If this all seems a bit heavy about E-Z Tracer, one of my favorite childhood toys, well, the mind goes where it goes. I was reminded of E-Z Tracer recently while reading Jonathan Lethem's The Fortress of Solitude, and I pulled it out of the far past via Google and YouTube. This was great: as a kid I was a budding drawer, would spend hours penciling and inking baseball and football players, automobiles, and faux album covers for the fake band that my younger brother and were/weren't in (they were called J.P. and the Writers—more on them later)—but I had particular trouble with perspective and with faces, with the human form in general. What I really had trouble with, of course, was lack of talent. What E-Z Tracer promised was mimesis and verisimilitude, words that I wouldn't know for years, but concepts I grasped intuitively that Christmas morning as I assembled the simple device and gave it a whirl. My dad would regularly bring home from IBM stacks of discarded computer paper, on the broad blank back of which I'd draw for hours; E-Z Tracer now gave me...not confidence, really, more like a safety net, or maybe the self-assurance that I wouldn't screw up, that a shoulder might end up looking like a shoulder, a foot like a foot, a profile like a human profile, not an acid-trip casualty (which I wasn't aiming for, even designing J.P. and the Writers' late-60s album covers).
The toy worked simply and efficiently: two plastic arms were joined at one end; two smaller arms were joined and their open ends affixed to the larger arms: when either long arm was pulled, the other arms would move accordingly and in proper ratio. The joint of the smaller arms was secured on the table, a pencil or pen was affixed in a hole at the end of the further arm and as you traced using the opposite arm, the writing instrument "magically" copied whatever you were tracing; different configurations resulted in a larger or a small trace. Here's the commercial running on the afternoons in 1974 that ensnared me:
Albany Times-Union blogger Chuck Miller reminds us that the E-Z Tracer was simply a pantograph updated for the late-20th century suburban set, "the perfect way for you to practice forging mommy’s signature." I wasn't interested in such illicit purposes; I wanted to draw better (and OK, maybe try and pass off a traced illustration as my own if I was feeling brave at grade school). You don't have to be an artist with E-Z Tracer, the narrator assured me, make your own great picture! If only I could have used this principle at Saint Andrew's, during recess, amidst incomprehensible but fully-felt classroom politics, tracing my way to all kinds of success! Not to be. E-Z Tracer was a solitary endeavor at home after school, downstairs in the rec room as the house hummed with other activity, a buzz I barely registered. Like many toys, this one burned with an intensity that felt talismanic, hinting at door-opening epiphanies, but was soon replaced by the next plastic promise next week, or next month. A year later, I'd find parts of the E-Z Tracer scattered in the basement.

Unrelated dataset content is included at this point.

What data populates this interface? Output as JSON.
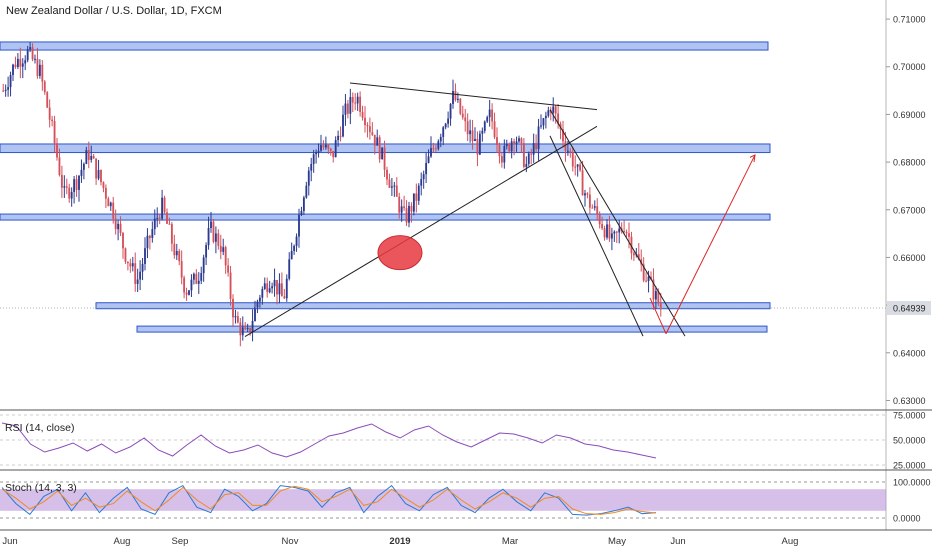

Vague, nameless disappointment hovered. Sure, the toy worked well, as promised (as promised!), but the ease with which I could now represent the world—Jim Brown in perfect proportion,; the Beatles on the rooftop in proper persepective—was a hollow victory. I wasn't drawing, I was copying; I intuited this dilemma from the beginning, but was too young too articulate it and too wowed by the coolness of the toy to care much. The disappointment would float to the level of consciousness after I'd finish a drawing, and brush away the pencil shaving and smudges: I just imitated something. OK, I was all for imitating at the time: Rich Little was a favorite; I was imitating popular gestures, popular clothes, popular sayings all day at school, hoping to morph into a personality rendered conventional, likable, a kid with social value. But this was different: at home at the table, I wanted to create, to flourish, to see where my moving hands would lead me, to draw a world recognizable, yes—I wanted to get those bell-bottoms perfect, that front grill looking like the car in the driveway—but I wanted that world to be mine, not E-Z Tracer's. It was too easy this way.
I couldn't name this melancholy at the time, but it came back after I watched the commercial on YouTube, once I'd made my way through the comforting, feel-good glow of nostalgia to the place where the mist lifts, where I remembered E-Z Tracer's brief shelf-life for me. To my siblings, my parents, friends I showed off for, I loved the toy; inside, something was dawning about art and representation, about the shallowness of having my hand held and being told, Look, this is how you do it, it's e-z. All of this just beyond my moving fingertips, of course, but felt. I didn't love paint-by-numbers kits much, either.